Winter 2013
AfAm 491-0-29 & English 471-0-21
Expressive Arts and Cultural Studies
The trope of the talking book that conferred humanity and power upon its owners is one starting point for the study of Afro-diasporic expressive arts. The very term points to an oxymoron, juxtaposing the alleged fixity of the written word against the ephemeral polysemy of the body in performance that artists, critics, and lay people have sought to negotiate and complicate in order to articulate individual subjectivity and collective identity. Using crosscutting thematic, historical, and generic grids, the course will utilize slave narratives, fiction, poetry, music, critical theory, and the visual arts to survey how African-descended writers, artists, and theorists have grappled with the constitution of blackness as it relates to the modern conception of humanity. Afro-diasporic cultures provide singular, mutable and contingent figurations of the human, and thus do not represent mere bids for inclusion into or critiques of the shortcomings of western liberal humanism. Since blackness has functioned as one of the key signifiers for apportioning and delimiting which humans can lay claim to full human status and which humans cannot, black expressive arts have developed a series of comprehensive conceptual and poetic frameworks—both critical and utopian—in the service of better understanding and dismantling the modern figuration of racialized humanity.
Quarter Schedule
Jan. 10, 2013 Course Introduction
Sylvia Wynter, “Unsettling the Coloniality of Being/Power/Truth/Freedom” and “The Re-Enchantment of Humanism” (Lore Website)

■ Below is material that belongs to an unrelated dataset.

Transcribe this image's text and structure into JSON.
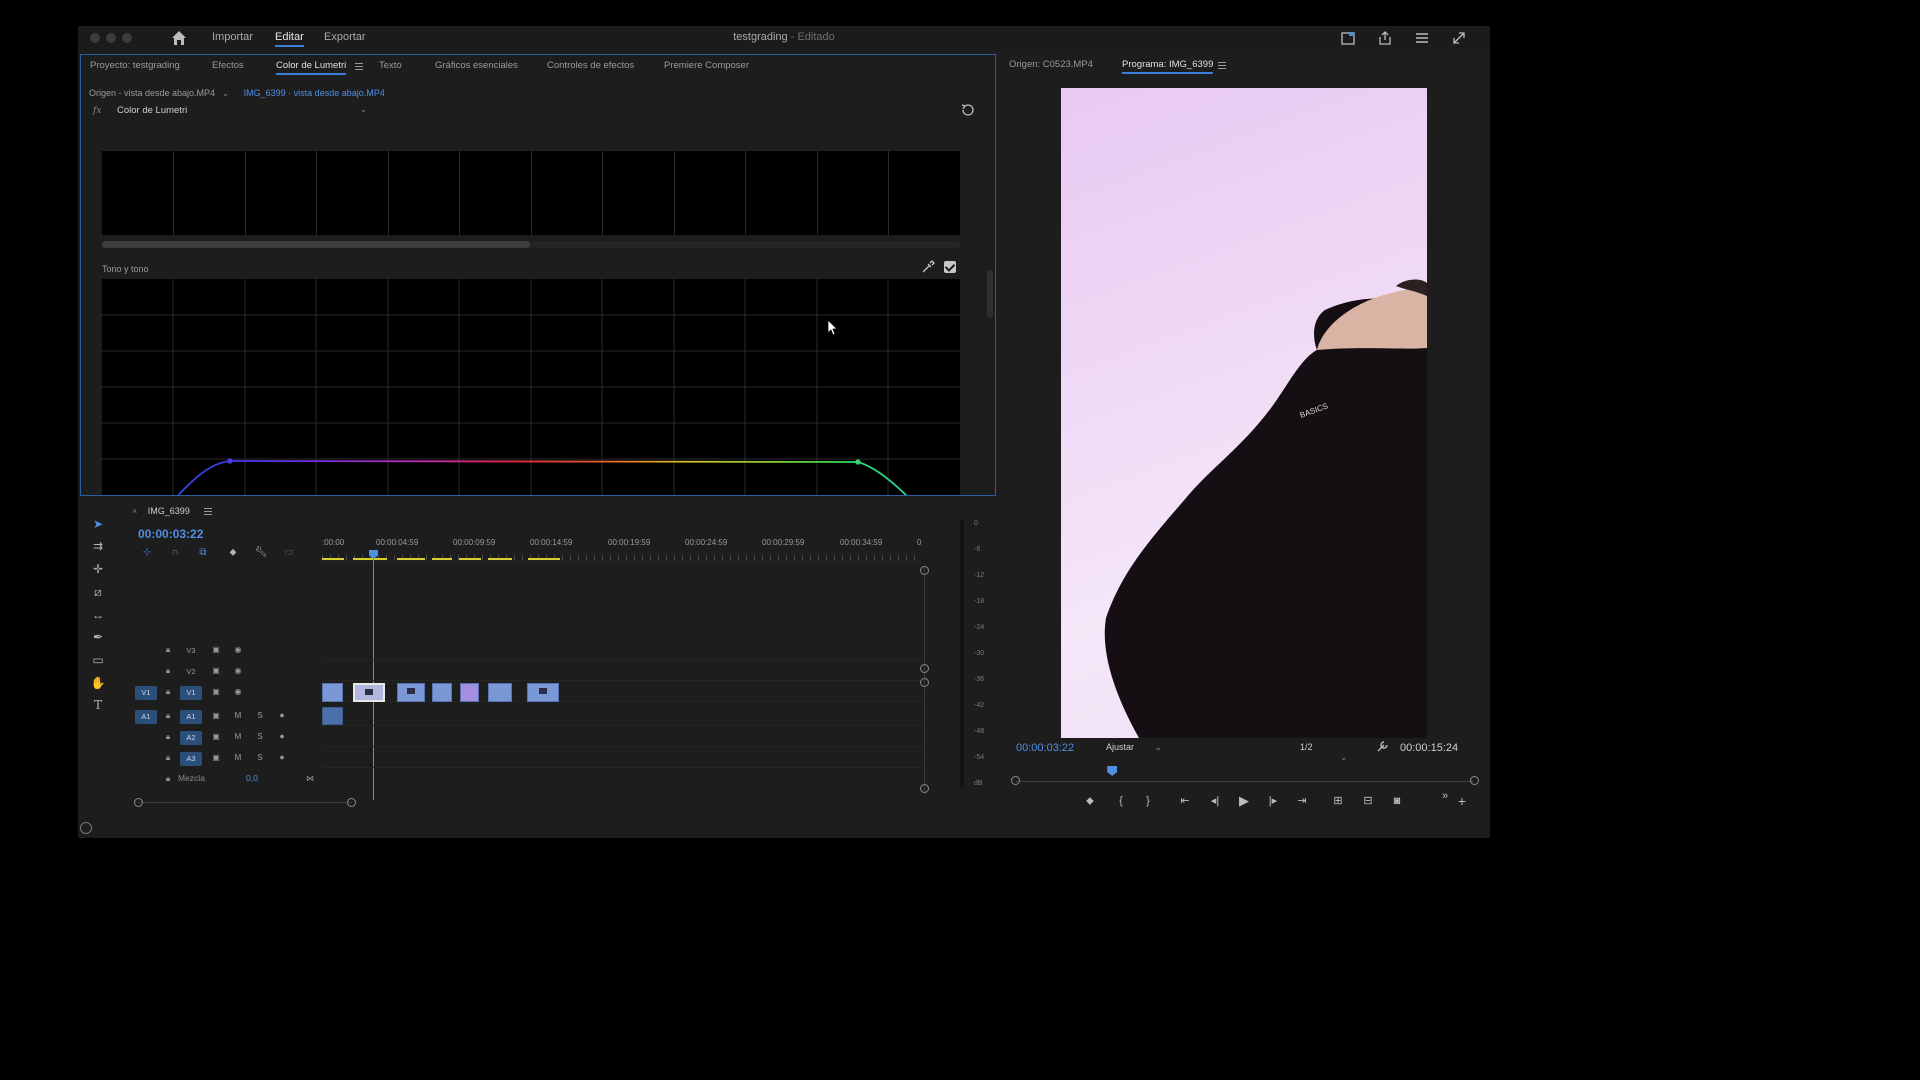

Jan. 17, 2013 Douglass, Narrative of the Life of Frederick Douglass, An American Slave. Saidiya Hartman, Scenes of Subjection (excerpt), Fred Moten, In the Break
(excerpt), Ronald Judy, (Dis)Forming the American Canon (excerpt), Barrett, “African-American Slave Narratives: Literacy, the Body, Authority”
Jan. 24, 2013 Harriet Jacobs, Incidents in the Life of a Slave Girl http://archive.org/details/incidentsinlife02jacogoog
Hortense Spillers, “Mama’s Baby, Papa’s Maybe,” Katherine McKittrick, Demonic Grounds (Chapter 2) E-Book: http://bit.ly/mZdPAx
Jan. 31, 2013 W.E.B. Du Bois, The Souls of Black Folk http://bit.ly/X9Sm3o
Nahum Chandler, “Originary Displacement,” Hazel Carby, “The Souls of Black Men,” Charles Nero, “Queering The Souls of Black Folk,” Eric
Sundquist, “W. E. B. Du Bois: African America and the Kingdom of Culture.”

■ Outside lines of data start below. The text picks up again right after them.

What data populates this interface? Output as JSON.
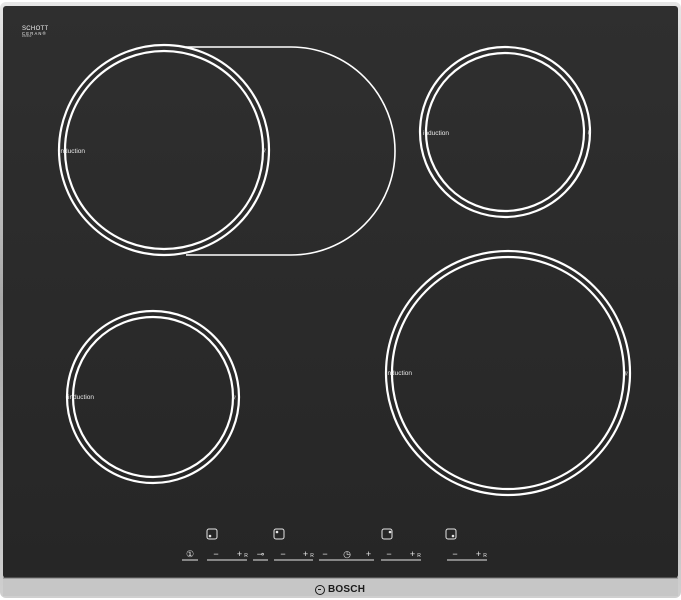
{
  "hob": {
    "brand": "BOSCH",
    "glass_logo": {
      "line1": "SCHOTT",
      "line2": "CERAN®",
      "line3": "######"
    },
    "zones": [
      {
        "label": "induction",
        "symbol": "≈"
      },
      {
        "label": "induction",
        "symbol": "≈"
      },
      {
        "label": "induction",
        "symbol": "≈"
      },
      {
        "label": "induction",
        "symbol": "≈"
      }
    ],
    "controls": {
      "power": "①",
      "minus": "−",
      "plus": "+",
      "boost": "R",
      "lock": "⊸",
      "timer": "◷"
    }
  },
  "colors": {
    "glass": "#2b2b2b",
    "frame": "#b9b9b9",
    "markings": "#ffffff"
  }
}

Feb. 7, 2013 Ralph Ellison, Invisible Man
Sylvia Wynter, “On Disenchanting Discourse,” Anne Cheng, “Ralph Ellison: Melancholic Visibility and the Crisis of American Civil Rights,” Alexander Weheliye, “I Am I Be: The Subject of Sonic Afro-Modernity.”

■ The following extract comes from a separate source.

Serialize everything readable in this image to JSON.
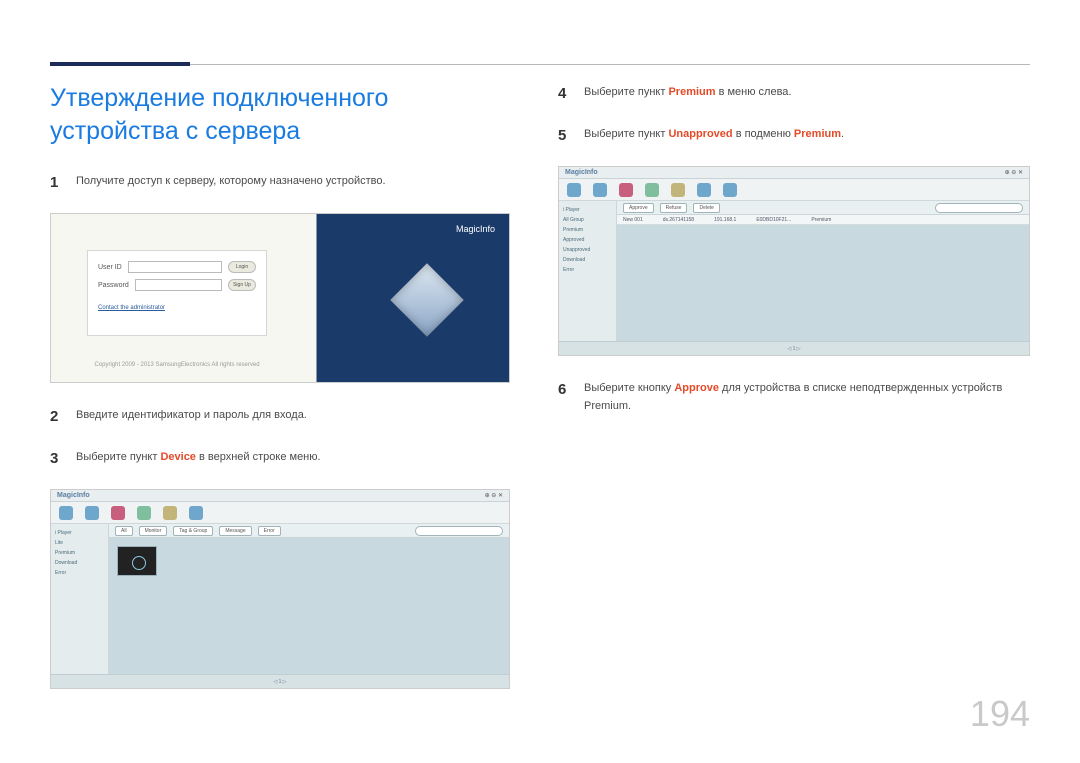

Feb. 14, 2013 Toni Morrison, Sula
Barbara Smith, “Toward a Black Feminist Criticism,” Deborah McDowell, “New Directions in Black Feminist Criticism,” “Boundaries: Or Distant Relations and Close Kin” and responses, Tom Cohen, “Politics of the Pre-Figural,” and Stockton, “Anal Economics and Critical Debasement of Freud in Sula.”
Feb. 21, 2013 Ishmael Reed, Mumbo Jumbo
Alondra Nelson, “Future Texts,” Henry Louis Gates, Jr., “The ‘Blackness of Blackness’: A Critique of the Sign and the Signifying Monkey,” James Snead, “On Repetition in Black Culture.”
Feb. 28, 2013 Octavia E. Butler, Wild Seed
Film: Last Angel of History
Kodwo Eshun, “Further Considerations on Afrofuturism” and More Brilliant Than the Sun (excerpt), Madhu Dubey, “Becoming Animal in Black Women’s Science Fiction.”
March 7, 2013 Film: Audre Lorde: The Berlin Years
Audre Lorde: Berlin Is Hard on Colored Girls, Interview with Ch. Rowell, selections from Sister Outsider
Showing Our Colors: Afro-German Women Speak Out (125-233), and Maisha Eggers, “Knowledges of (Un)Belonging: Epistemic Change as a Defining Mode for Black Womens Activism in Germany.”